Monday, July 21, 2014

Daily Lessons from Life 21 July 2014 - China shuts meat producer supplying McDonald's, KFC

MH17 Updates: Dutch investigators allowed to inspect the bodies collected thus far. UN voting on how to deal with the shooting down incident today. Putin under pressured to rescue his 'tainted' image that he care so much about!

"China shuts meat producer supplying McDonald's, KFC - AFP 21 July 2014

SHANGHAI - Shanghai has shut a factory of US food provider OSI Group for selling out-of-date meat to restaurant giants including McDonald's and KFC, authorities said Monday, in China's latest food safety scandal.

A Shanghai television channel, which reported the original allegations, said that workers at the plant mixed expired meat with the fresh product and deliberately misled quality inspectors from McDonald's.

City officials closed the Shanghai Husi Food Co. factory on Sunday and seized products which allegedly used the expired meat, the Shanghai food and drug administration said in a statement.

Police were investigating, it said, threatening "severe punishment" in future. Television footage showed workers in white suits picking up meat and hamburger patties from the floor before putting them back into processing machinery, and one employee handling out-of-date beef and calling it "stinky meat".

McDonald's said in a statement it had "immediately" stopped using the factory's products while restaurant operator Yum separately said its KFC and Pizza Hut establishments had also halted use of its meat. KFC has faced food safety issues in China before, when authorities found excessive levels of antibiotics in chicken it sourced from local suppliers in 2012.

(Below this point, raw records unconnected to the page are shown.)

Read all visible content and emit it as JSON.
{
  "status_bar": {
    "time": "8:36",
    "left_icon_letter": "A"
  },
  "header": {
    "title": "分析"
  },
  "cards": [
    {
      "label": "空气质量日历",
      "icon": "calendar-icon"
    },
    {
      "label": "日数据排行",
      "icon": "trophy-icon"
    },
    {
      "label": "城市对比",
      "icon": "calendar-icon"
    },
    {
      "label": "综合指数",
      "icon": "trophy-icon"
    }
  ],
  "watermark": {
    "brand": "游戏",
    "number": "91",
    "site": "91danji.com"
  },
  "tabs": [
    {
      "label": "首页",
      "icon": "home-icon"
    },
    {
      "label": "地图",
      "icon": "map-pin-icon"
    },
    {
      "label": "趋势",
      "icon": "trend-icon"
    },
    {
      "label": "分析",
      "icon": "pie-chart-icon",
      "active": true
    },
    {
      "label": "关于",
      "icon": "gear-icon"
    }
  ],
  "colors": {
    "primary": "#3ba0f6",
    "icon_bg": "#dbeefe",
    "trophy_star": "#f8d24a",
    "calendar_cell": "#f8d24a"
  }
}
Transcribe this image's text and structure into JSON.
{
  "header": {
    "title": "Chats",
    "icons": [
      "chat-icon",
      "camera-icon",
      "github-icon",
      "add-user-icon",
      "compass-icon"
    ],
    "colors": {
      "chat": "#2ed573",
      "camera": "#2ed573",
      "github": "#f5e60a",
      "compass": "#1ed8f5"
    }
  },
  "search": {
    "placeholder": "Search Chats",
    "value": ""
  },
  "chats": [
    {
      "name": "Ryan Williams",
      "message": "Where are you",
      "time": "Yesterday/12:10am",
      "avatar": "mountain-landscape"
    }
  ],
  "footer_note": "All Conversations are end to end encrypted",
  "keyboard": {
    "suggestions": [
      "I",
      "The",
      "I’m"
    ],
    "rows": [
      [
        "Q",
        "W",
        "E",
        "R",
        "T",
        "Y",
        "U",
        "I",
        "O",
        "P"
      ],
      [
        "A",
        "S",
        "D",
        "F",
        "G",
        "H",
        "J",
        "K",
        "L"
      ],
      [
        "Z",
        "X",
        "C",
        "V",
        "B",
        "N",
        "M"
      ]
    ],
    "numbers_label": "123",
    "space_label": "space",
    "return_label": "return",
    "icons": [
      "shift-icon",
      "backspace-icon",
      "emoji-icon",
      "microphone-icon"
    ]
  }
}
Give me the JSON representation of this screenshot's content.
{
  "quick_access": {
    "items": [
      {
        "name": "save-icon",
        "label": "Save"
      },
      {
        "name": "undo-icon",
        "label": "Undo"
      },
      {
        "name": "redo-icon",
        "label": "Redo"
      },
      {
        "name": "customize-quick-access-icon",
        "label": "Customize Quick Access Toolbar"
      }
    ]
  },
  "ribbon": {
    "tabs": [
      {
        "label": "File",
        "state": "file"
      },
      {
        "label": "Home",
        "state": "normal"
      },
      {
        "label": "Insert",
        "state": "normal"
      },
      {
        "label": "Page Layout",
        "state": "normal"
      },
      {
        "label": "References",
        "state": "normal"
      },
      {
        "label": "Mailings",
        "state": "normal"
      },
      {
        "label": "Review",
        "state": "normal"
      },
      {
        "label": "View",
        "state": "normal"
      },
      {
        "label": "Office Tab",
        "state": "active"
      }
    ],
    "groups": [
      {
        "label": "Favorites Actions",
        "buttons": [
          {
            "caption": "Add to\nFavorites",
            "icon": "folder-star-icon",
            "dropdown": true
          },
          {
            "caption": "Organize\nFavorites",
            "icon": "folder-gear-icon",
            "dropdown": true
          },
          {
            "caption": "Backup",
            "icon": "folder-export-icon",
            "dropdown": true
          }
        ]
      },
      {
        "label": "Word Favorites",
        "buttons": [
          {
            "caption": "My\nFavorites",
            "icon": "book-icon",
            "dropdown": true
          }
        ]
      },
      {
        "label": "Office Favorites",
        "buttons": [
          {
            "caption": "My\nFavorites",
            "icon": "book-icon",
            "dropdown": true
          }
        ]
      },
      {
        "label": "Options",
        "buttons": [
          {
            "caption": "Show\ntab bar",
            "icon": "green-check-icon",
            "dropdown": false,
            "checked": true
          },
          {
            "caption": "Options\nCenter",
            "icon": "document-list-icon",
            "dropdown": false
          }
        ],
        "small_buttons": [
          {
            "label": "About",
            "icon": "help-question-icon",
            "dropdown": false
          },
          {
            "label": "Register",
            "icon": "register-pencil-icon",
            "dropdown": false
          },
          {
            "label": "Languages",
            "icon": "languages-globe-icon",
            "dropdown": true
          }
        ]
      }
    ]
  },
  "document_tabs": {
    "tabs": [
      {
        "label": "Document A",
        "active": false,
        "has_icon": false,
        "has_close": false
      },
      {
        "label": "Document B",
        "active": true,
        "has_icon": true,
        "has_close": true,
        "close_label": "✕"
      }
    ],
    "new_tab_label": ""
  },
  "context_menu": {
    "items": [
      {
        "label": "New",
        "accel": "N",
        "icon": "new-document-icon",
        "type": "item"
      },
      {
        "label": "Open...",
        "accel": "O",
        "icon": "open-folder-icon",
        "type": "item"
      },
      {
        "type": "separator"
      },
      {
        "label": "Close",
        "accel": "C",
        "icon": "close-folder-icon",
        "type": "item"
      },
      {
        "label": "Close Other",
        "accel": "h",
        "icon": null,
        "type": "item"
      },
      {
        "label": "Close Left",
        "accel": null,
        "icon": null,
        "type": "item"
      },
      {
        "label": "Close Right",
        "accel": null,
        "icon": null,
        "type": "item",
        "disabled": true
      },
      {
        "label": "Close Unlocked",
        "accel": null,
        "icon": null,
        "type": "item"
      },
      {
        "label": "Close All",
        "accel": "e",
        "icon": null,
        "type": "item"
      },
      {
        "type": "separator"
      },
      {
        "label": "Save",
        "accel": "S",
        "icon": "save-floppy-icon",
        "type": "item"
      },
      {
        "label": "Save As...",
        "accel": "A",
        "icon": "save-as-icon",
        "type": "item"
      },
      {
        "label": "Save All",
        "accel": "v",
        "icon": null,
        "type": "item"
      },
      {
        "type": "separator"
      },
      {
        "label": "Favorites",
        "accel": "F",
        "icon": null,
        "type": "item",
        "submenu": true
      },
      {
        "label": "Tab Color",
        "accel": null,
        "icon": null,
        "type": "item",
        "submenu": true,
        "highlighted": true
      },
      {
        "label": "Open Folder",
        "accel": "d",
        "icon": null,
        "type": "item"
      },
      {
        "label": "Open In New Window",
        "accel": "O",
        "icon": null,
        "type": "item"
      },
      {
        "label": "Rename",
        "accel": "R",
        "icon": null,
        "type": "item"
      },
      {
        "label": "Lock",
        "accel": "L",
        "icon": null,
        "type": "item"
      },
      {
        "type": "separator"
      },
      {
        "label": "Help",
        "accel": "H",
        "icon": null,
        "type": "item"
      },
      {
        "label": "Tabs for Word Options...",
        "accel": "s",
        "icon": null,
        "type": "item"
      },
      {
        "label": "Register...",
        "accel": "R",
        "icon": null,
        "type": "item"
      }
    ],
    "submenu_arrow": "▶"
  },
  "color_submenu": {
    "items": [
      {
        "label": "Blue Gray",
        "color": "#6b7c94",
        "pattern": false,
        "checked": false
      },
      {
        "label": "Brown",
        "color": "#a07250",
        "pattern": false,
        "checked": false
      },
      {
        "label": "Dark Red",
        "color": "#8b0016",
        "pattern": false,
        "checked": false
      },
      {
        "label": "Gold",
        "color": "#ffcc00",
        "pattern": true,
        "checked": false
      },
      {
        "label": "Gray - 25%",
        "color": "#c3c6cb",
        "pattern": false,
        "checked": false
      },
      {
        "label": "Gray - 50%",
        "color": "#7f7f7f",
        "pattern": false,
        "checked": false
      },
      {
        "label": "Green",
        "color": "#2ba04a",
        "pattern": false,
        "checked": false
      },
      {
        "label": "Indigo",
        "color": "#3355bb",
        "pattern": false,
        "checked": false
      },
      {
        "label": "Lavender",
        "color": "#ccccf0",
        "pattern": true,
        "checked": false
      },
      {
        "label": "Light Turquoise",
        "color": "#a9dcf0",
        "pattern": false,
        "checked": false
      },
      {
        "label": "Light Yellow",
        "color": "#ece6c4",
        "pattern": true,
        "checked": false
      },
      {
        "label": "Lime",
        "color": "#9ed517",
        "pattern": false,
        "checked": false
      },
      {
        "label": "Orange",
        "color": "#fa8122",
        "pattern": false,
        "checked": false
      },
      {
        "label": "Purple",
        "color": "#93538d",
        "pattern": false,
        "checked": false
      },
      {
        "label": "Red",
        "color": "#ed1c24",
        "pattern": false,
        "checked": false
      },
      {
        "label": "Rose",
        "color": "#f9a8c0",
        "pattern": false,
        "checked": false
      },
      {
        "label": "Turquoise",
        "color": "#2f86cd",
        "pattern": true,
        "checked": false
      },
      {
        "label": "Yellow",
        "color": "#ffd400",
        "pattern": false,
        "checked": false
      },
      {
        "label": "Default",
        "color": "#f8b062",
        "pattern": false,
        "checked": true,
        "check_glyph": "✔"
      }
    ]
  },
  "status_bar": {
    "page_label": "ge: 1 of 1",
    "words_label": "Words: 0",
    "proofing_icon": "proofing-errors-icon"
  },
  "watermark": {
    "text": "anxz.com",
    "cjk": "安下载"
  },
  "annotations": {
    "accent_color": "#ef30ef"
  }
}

Other customers of Husi Food included Burger King, Papa John's Pizza and coffee chain Starbucks, the Shanghai Daily newspaper reported Monday. Furniture maker Ikea, which had been named by Chinese media as serving the factory's meat at in-store restaurants, said it stopped using the company's products last year, and sandwich maker Subway also denied it uses meat from the firm.

China has been rocked by a series of food and product safety problems, due to lax enforcement of regulations and corner-cutting by producers.

One of the worst occurred in 2008 when the industrial chemical melamine was found to have been illegally added to dairy products, killing at least six babies and making 300,000 people ill. US retail giant Walmart said early this year that it would tighten inspections of its suppliers in China after it was forced to recall donkey meat products that had been found to contain fox. Last year, China detained hundreds of people for food safety crimes, including selling rat and fox meat disguised as beef and mutton, following a three-month crackdown, police said."

So it is BUSINESS AS USUAL for food safety scandals in China!

Lessons for me are:

1. when profit is the overriding priority and focus of 'management' or business owners, anything goes! This factory is supposed to be a China subsidiary of a USA company, Osi Group. By all account, it should be very strict about food safety issue UNLESS we were all misled and mistaken to believe that USA companies are MORE ethical and have established processes to ensure compliance??!!;

2. it is very conceivable that other suppliers are probably doing the same thing and hoping their luck are better than this Osi factory!! It will be impossible to monitor the safety of the foods IF the food processing companies, their management and their workers are NOT into food safety. This is especially so for the management as they lead the charge and also have the means to influence the behaviours of the employees through the rewards system. If the management is pushing the workers to cut corners and make more money, it is a lot harder for the workers to push back. So, in such incident the management always have to take bigger share of responsibilities!;

3. what next food safety in China? Will the systemic malaise be eradicated totally? Can it be done? The answer has to be: YES. It can be eradicated and it can be done. Otherwise, everyone will just fall over and play dead! Sometimes, 'we deserved what we did not fight for!'. As with all social ills, there must be people at the working level feeling uncomfortable and indignant that such wrongs are been perpetrated. They want to change for the better. In such a delicate situation, when the leaders take up the cause and rally the troops at the right time, the momentum to want to change can be quickly built up. When leaders lead the charge, the chances for succeeding normally go up by a few percentage points.

Almost everyone consumed ready packed, ready cooked and processed food items. To be safe at the source and key processing areas in the value chain is just the right thing to expect and to achieve!

Glad that I don't do fast food that much - in China or Singapore!